W tarnowskiej kompostowni Przedsiębiorstwa Usług Komunalnych przez ostatnie dwa tygodnie testowana była nowoczesna przerzucarka kompostu. Urządzenie, które PUK być może zakupi, ma za zadanie przerzucanie pryzm kompostu, by był równomiernie wymieszany i napowietrzony.

Testowana przerzucarka to duże, samojezdne urządzenie (dotąd w kompostowni używana jest przerzucarka doczepiana do ciągnika) polskiej produkcji. Porusza się na gąsieniach, nie niszczy podłoża, ma mały promień skrętu i jest zwrotna. Ma to zasadnicze znaczenie przy manewrowaniu na ograniczonej powierzchni pomiędzy pryzmami kompostowymi. Przerzucarka bez problemu może przerzucić pryzmę kompostu szeroką na cztery metry, a wysoką na ponad dwa metry, czyli mniej więcej dwukrotnie większą niż dotychczas użytkowane urządzenie. Zapewnia także komfort pracy operatora – kabina jest duża, skomputeryzowana, ogrzewana i z układem oczyszczania powietrza, co jest szczególnie ważne, gdyż przy przerzucaniu pryzm powstaje duże zapylenie. Koszt przerzucarki to około 850 tys. zł.

PUK na budowę kompostowi pozyskał środki unijne. Z tych pieniędzy, jak na razie, zakupiono ładowarkę, młyn i sito.

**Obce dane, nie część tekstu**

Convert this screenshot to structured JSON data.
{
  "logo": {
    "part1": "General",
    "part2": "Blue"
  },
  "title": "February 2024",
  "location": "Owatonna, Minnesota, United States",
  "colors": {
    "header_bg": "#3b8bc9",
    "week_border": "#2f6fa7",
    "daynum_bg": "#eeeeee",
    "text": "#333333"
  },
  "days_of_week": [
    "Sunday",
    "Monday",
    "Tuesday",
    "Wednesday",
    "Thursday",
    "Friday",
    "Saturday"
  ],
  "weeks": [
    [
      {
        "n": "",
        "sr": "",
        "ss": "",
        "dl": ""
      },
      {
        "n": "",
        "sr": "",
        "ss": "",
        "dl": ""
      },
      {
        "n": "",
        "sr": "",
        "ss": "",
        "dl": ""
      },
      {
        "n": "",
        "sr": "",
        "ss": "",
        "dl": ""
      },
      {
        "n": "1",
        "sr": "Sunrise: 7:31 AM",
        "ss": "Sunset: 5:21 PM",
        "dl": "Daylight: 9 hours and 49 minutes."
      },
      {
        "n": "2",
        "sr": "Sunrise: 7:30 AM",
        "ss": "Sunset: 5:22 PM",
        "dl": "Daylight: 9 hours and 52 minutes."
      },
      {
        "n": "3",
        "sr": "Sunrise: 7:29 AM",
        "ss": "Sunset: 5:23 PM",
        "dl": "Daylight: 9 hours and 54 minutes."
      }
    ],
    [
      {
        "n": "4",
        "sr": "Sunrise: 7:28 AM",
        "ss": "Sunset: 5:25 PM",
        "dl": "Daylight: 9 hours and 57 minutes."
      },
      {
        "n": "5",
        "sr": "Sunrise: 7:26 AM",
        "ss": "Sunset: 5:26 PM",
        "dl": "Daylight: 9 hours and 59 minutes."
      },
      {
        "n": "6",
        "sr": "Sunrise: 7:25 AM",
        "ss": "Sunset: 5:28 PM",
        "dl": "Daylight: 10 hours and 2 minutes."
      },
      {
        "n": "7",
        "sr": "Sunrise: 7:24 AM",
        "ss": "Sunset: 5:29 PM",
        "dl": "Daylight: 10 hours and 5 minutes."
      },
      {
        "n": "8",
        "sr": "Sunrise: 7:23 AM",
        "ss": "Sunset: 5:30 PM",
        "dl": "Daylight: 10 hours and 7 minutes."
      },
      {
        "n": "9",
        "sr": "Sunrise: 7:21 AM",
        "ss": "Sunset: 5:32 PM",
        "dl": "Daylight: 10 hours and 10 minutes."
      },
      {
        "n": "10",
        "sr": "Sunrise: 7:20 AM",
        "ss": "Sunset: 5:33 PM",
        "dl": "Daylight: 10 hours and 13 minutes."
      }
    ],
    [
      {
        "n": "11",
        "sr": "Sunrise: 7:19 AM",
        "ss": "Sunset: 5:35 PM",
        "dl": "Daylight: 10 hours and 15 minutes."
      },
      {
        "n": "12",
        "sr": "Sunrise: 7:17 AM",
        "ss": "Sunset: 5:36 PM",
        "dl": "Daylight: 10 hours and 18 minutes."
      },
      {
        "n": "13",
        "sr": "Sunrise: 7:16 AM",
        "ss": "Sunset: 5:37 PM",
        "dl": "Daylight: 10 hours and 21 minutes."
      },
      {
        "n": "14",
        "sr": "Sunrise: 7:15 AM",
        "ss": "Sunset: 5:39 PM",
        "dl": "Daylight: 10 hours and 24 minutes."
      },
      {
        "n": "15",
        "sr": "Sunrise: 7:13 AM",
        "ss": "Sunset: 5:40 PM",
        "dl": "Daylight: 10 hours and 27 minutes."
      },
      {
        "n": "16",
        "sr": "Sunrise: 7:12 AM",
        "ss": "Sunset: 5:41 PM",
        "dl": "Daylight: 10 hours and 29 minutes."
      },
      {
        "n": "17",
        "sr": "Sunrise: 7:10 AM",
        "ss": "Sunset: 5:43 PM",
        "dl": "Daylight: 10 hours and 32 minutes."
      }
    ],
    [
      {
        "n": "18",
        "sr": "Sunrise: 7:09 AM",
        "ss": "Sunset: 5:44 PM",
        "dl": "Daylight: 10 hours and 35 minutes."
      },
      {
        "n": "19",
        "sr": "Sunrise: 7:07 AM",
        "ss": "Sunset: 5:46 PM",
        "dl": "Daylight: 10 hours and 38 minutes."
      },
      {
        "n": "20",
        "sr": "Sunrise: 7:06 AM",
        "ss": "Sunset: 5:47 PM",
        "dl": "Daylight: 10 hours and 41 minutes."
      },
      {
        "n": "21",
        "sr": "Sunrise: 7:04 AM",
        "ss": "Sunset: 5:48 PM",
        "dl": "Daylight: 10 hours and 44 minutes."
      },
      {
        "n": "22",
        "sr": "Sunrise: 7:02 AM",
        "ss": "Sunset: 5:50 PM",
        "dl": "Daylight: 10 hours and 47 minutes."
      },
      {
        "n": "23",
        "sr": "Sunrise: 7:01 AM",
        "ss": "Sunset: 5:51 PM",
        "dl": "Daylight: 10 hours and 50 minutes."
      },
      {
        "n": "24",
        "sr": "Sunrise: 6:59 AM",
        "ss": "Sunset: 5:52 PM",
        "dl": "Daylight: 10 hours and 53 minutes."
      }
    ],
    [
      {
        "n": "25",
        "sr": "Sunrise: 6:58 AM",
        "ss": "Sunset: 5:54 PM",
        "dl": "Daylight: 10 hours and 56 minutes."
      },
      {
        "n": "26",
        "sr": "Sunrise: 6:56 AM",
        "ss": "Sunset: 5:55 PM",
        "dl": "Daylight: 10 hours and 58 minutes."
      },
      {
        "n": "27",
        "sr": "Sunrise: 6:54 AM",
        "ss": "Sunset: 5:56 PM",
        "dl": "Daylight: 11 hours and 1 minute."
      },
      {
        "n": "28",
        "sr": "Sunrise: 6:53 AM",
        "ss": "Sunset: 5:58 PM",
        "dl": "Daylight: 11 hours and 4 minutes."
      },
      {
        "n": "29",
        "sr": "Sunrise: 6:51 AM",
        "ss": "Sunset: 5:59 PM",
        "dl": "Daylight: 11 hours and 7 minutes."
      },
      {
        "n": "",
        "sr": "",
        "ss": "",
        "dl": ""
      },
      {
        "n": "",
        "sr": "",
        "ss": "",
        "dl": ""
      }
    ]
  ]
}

- Zastanawiamy się nad zakupem przerzucarki – mówi Tomasz Gut, członek zarządu PUK. - To byłoby dopełnienie cyklu technologicznego w budowanej przez nas nowej i nowoczesnej kompostowni. – Testowana przerzucarka dobrze się sprawdziła, ale zanim zapadnie decyzja o zakupie, będziemy chcieli przetestować jeszcze inny typ przerzucarki.